Value is most easily derived through a relative analysis. You might not see $6.00 of value in a cup of coffee at Starbucks, but then you next door to Caribou and the same cup of coffee is offered for $8.00. Now what? The value calculation in your brain is all out of whack. Through relative analysis, the $6.00 cup of coffee all of a sudden seems like it might be a good deal. You now “value” that cup of coffee at $6.00. Of course, this analysis only works when you are dealing with exactly the same product. Commodities are the perfect example of this. I am generalizing that all cups of coffee are exactly the same or a commodity in the example above – I know there are a lot of connoisseurs out there that will take offense.
Now we come to investing. Many times people will mistakenly value shares of stock based on a crude relative analysis using the prices of all shares in the universe. They assume a share of Borders Group is the same as a share of Apple. Borders Group is now trading at $.37/share and Apple is trading at $351.88/share. New investors will want to quickly discern that Borders Group is cheaper than Apple and conclude it to be a better deal. The conclusion could not be further from the truth. In reality, there are no two companies that are exactly the same. All shares are created differently.

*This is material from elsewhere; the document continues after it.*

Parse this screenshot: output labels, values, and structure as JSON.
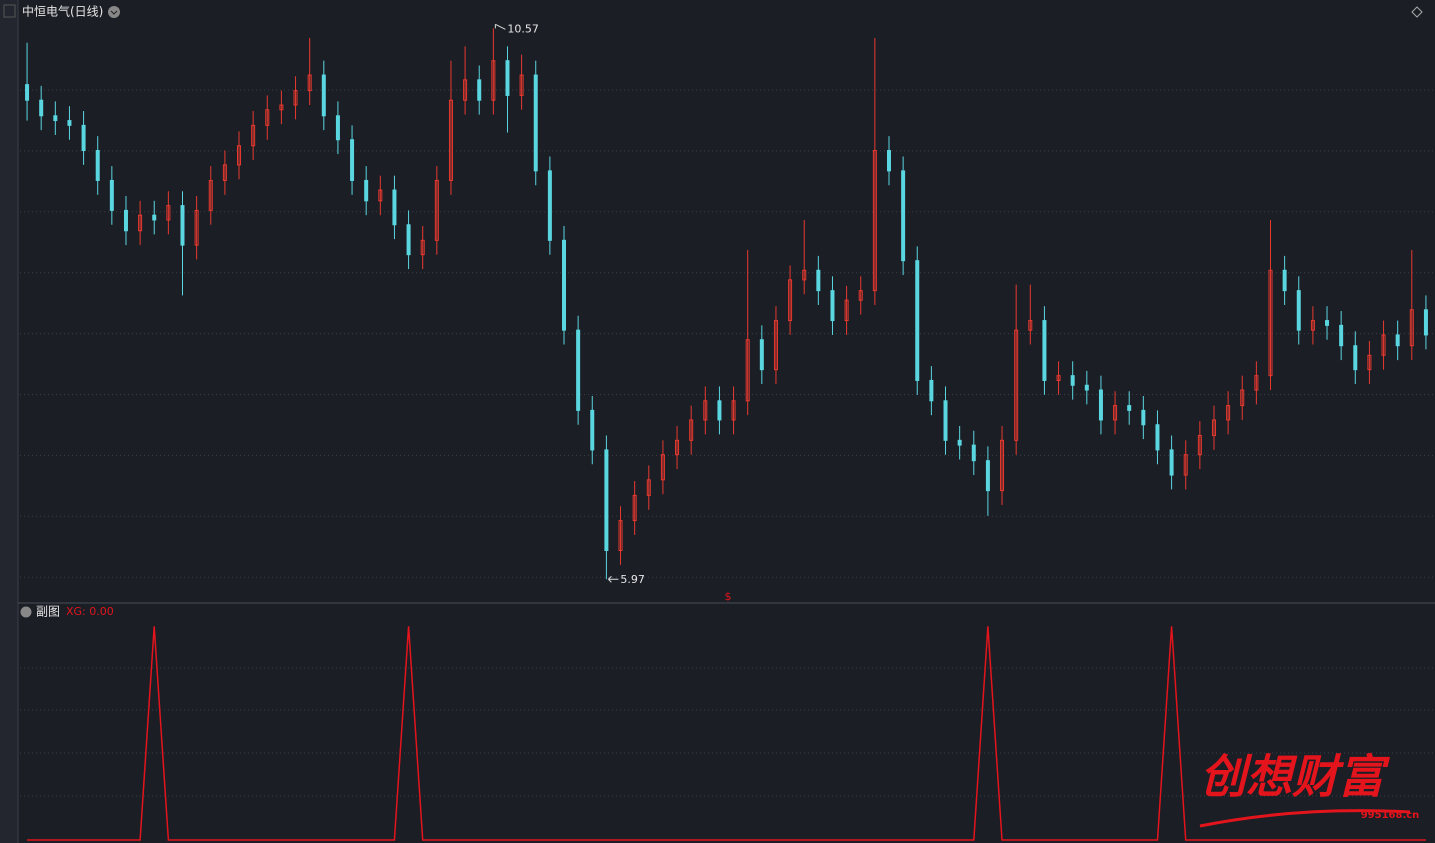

As I write this, Borders Group is most likely preparing to file for Chapter 11 bankruptcy protection and being delisted by the New York Stock Exchange for non-compliance with listing standards. Anyone with a few business classes in college knows that there is a pecking order in a bankruptcy and the common shares are the last on that list. Even if Borders Group continues to operate the business the likelihood of an investor in common shares losing 100% of their investment is near 100%. Will Borders Group still be a good deal when you lose everything in the near future?
Apple is on the other end of the spectrum. They have a great product lineup with innovations unmatched in the industry. Apple has so much cash on their balance sheet that putting all that cash to work is very difficult and problematic – albeit a good problem to have! It is safe to assume that Apple is not going to go bankrupt anytime soon and probably not even in our lifetimes (though stranger things have happened.) There is a high probability that you will not lose all of your investment buying Apple shares. This is not to say that you won’t lose money based on the normal fluctuations in business cycles.
Using a relative analysis can still be used to determine relative worth, but price is only part of the equation – literally. The measure most commonly used to measure stocks is called the P/E ratio. The price per share is divided by the earnings per share yielding some number. The lower a stock’s P/E, the cheaper the stock is. There are many nuances that are also in play when comparing two companies based on P/E, but this is most commonly used ratio.
Comparing companies by P/E within their own industry is most useful as many variables vary between industries. I have prepared a snapshot of the soft drink industry below. These numbers can be found directly in Yahoo! Finance.
Based on earnings, Pepsi is currently the cheapest stock and should then provide the highest value. Notice that Pepsi is also the stock with the highest share price. This analysis is meant to show that share price is not a determinant of value for a stock. Only when used in concert with another measure, in this case earnings, can you attempt to draw a relationship between stocks in a similar industry.